Roden Brothers Ltd (1891-1953)

Measurements

4-1/4 in x 1 in x 1/2 in

Materials

Gold-washed silver and enamel

Credit Line

Historic Odessa Foundation, The David Wilson Mansion, Inc.

Accession Number

1971.1112

Condition Notes

“U.S.S. INDIANA” and “IN DRY DOCK / HALIFAX.N.S." are in the bowl.  “DIEU / ET MON / DROIT” (“God and my right”), and “HONI SOIT QUI MAL Y PENSE” (“shamed be he who thinks evil of it”) are on the handle.

Roden Brothers touchmarks--a lion passant, “R”, “925” and “STERLING”--are struck into the back of the handle near the bowl.

Provenance

Ex coll. Mrs. E. Tatnall (Mary Corbit) Warner

Comments

The USS Indiana, built in Philadelphia and commissioned in 1895, was in dry dock in Halifax, Nova Scotia, in August 1897 to install bilge keels to reduce rolling of the hull.  The Halifax facility was one of the largest on the East Coast at that time.  The Indiana was decommissioned in 1919.

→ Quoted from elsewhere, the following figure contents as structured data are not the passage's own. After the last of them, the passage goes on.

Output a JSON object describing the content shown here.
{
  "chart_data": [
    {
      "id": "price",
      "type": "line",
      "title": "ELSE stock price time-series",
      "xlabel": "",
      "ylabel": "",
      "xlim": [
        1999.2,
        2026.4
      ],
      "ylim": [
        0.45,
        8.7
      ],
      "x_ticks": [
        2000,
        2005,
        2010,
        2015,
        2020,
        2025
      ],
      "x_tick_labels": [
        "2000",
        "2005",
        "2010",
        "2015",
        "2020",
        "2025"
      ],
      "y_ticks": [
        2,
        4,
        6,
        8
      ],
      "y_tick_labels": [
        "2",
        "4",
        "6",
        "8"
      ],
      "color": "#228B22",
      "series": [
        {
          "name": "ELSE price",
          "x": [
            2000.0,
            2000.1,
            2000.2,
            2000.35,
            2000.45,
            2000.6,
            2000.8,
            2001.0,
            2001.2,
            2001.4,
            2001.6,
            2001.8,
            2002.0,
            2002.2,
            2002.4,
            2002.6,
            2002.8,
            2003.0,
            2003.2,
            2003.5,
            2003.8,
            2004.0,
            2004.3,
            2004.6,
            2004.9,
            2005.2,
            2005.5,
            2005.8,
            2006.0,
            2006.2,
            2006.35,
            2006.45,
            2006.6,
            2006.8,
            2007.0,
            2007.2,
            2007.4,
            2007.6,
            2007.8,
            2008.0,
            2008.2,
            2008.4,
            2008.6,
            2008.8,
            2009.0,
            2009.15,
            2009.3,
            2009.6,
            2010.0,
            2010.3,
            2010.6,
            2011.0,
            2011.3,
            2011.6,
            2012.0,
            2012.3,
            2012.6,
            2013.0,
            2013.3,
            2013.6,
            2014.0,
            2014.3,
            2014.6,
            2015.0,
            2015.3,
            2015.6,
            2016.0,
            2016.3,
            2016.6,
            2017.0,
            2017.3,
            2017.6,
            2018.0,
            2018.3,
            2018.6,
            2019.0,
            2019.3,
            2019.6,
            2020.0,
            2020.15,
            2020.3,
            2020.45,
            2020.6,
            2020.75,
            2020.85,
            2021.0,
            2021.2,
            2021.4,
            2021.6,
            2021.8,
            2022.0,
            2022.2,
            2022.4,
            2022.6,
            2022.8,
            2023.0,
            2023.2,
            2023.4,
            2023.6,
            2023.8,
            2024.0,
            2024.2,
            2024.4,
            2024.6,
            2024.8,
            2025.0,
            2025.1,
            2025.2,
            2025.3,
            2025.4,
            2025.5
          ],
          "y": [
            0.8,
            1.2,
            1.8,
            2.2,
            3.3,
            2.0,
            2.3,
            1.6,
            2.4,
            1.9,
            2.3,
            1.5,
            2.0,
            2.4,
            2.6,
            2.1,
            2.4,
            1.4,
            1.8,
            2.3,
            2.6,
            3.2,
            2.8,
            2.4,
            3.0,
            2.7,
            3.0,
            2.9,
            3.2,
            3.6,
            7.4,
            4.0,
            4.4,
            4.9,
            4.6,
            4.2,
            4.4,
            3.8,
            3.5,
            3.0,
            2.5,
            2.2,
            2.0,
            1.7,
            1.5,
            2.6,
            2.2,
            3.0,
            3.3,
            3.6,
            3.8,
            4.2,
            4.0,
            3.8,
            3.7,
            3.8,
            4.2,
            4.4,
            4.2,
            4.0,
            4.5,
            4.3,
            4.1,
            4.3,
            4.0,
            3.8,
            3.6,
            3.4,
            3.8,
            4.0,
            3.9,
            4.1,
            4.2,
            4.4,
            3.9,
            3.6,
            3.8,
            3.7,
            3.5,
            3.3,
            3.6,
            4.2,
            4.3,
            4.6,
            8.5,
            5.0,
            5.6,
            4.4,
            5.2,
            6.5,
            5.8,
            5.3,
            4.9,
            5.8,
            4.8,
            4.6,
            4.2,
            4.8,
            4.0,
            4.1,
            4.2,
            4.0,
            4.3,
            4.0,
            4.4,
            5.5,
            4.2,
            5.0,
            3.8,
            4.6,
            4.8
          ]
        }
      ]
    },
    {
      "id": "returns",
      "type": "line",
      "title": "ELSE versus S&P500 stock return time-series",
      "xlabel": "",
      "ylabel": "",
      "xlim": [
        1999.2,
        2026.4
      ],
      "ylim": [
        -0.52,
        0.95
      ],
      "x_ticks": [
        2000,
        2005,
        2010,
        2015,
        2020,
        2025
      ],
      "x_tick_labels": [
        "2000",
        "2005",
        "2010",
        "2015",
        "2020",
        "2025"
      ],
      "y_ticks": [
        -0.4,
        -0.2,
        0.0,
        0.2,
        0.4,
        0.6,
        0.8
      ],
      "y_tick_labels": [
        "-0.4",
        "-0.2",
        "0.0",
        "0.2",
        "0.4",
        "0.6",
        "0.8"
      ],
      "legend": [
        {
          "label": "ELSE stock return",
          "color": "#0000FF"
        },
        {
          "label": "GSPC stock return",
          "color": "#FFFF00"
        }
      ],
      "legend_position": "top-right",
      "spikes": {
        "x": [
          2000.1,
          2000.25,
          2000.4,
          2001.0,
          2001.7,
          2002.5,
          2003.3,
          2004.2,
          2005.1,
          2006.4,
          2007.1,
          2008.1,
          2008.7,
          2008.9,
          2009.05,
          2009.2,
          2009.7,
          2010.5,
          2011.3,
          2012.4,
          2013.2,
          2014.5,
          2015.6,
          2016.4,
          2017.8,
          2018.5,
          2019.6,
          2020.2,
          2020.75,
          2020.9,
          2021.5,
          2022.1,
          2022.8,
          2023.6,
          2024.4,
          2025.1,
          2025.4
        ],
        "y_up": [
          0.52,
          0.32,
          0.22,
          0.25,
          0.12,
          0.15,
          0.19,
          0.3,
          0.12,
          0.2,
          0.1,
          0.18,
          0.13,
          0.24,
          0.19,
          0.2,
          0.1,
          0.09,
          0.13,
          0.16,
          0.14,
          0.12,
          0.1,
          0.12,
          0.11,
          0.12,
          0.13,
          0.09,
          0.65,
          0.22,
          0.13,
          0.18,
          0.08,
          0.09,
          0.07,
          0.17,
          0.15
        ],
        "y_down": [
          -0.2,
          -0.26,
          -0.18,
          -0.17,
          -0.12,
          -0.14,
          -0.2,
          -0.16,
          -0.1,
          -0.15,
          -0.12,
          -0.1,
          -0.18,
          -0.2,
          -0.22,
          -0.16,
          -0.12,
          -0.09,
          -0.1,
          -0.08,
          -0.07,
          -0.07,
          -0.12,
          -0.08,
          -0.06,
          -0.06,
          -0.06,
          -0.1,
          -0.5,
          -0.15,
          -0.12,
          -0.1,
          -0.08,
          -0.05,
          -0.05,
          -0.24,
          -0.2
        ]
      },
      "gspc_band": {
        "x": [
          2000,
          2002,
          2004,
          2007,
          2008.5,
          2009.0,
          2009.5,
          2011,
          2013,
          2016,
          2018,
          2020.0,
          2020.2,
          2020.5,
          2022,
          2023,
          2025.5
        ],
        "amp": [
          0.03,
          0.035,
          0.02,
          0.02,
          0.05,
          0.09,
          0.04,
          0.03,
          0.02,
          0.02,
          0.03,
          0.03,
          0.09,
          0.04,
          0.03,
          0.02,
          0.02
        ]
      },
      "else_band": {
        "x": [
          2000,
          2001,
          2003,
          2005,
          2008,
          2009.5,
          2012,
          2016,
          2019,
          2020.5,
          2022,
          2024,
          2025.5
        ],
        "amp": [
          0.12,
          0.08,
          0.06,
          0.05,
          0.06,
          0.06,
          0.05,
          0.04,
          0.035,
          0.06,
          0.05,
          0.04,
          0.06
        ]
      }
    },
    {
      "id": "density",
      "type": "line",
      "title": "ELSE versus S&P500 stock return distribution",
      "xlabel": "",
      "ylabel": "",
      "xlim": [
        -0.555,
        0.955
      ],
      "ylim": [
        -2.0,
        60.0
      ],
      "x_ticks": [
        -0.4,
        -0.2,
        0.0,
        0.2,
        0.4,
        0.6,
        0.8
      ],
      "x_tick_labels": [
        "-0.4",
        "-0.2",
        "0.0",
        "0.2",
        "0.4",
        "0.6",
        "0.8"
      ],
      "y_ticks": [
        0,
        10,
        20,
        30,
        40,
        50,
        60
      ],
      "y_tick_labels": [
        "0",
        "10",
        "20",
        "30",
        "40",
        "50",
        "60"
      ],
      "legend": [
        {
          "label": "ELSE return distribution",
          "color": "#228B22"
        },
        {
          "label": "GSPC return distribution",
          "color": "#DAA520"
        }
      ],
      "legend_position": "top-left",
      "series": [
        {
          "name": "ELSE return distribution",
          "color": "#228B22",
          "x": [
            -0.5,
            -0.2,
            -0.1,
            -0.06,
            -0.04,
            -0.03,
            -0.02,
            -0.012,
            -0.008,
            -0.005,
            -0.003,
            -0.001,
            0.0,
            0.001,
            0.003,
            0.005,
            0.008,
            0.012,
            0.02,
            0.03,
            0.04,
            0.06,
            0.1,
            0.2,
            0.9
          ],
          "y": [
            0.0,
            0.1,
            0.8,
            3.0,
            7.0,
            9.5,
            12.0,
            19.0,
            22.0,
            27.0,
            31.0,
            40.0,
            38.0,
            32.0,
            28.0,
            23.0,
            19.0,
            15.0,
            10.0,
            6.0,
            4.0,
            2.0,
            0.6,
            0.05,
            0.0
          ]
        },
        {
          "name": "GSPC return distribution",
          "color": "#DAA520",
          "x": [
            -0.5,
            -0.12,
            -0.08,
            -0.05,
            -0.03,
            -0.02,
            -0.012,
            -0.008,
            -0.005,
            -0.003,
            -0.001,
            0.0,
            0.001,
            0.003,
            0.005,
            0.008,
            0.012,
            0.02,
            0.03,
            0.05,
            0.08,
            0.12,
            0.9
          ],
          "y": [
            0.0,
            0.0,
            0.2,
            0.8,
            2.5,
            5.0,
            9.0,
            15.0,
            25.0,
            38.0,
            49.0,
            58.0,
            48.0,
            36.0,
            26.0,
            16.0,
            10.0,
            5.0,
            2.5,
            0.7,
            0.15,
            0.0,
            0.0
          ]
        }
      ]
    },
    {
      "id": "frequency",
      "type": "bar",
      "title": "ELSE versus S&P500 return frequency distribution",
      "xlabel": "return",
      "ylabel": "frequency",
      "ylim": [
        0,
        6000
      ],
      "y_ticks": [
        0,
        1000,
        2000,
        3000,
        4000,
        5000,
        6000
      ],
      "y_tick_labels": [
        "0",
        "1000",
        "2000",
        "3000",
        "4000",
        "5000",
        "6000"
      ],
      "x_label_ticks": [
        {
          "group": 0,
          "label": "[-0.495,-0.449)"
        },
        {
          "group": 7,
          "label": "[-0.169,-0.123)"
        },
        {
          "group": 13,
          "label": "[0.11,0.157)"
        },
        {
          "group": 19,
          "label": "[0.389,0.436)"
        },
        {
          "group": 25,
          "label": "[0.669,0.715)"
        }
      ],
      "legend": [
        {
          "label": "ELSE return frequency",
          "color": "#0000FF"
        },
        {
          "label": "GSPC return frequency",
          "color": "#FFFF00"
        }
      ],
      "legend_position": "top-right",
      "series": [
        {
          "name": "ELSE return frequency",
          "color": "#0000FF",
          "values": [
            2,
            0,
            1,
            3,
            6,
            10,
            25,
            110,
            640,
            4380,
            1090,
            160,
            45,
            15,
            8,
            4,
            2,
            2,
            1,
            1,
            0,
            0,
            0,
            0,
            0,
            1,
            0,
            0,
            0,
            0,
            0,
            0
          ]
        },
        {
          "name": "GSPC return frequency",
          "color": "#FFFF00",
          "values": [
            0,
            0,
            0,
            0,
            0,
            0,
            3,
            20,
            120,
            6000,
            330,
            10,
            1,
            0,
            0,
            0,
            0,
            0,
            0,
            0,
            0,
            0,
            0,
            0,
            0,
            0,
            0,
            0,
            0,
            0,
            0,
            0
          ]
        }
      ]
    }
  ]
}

This spoon bears British inscriptions and elements of the royal seal, notably the English lion and Scottish unicorn with a crown between them.  Although the subject of the souvenir spoon is an American battleship, it was made by Roden Brothers of Toronto.

Of interest, the twist in the handle was made mechanically after the spoon had been die-struck and after the marks on the back of the handle had been struck.  The word “STERLING” is distorted by the twisted metal.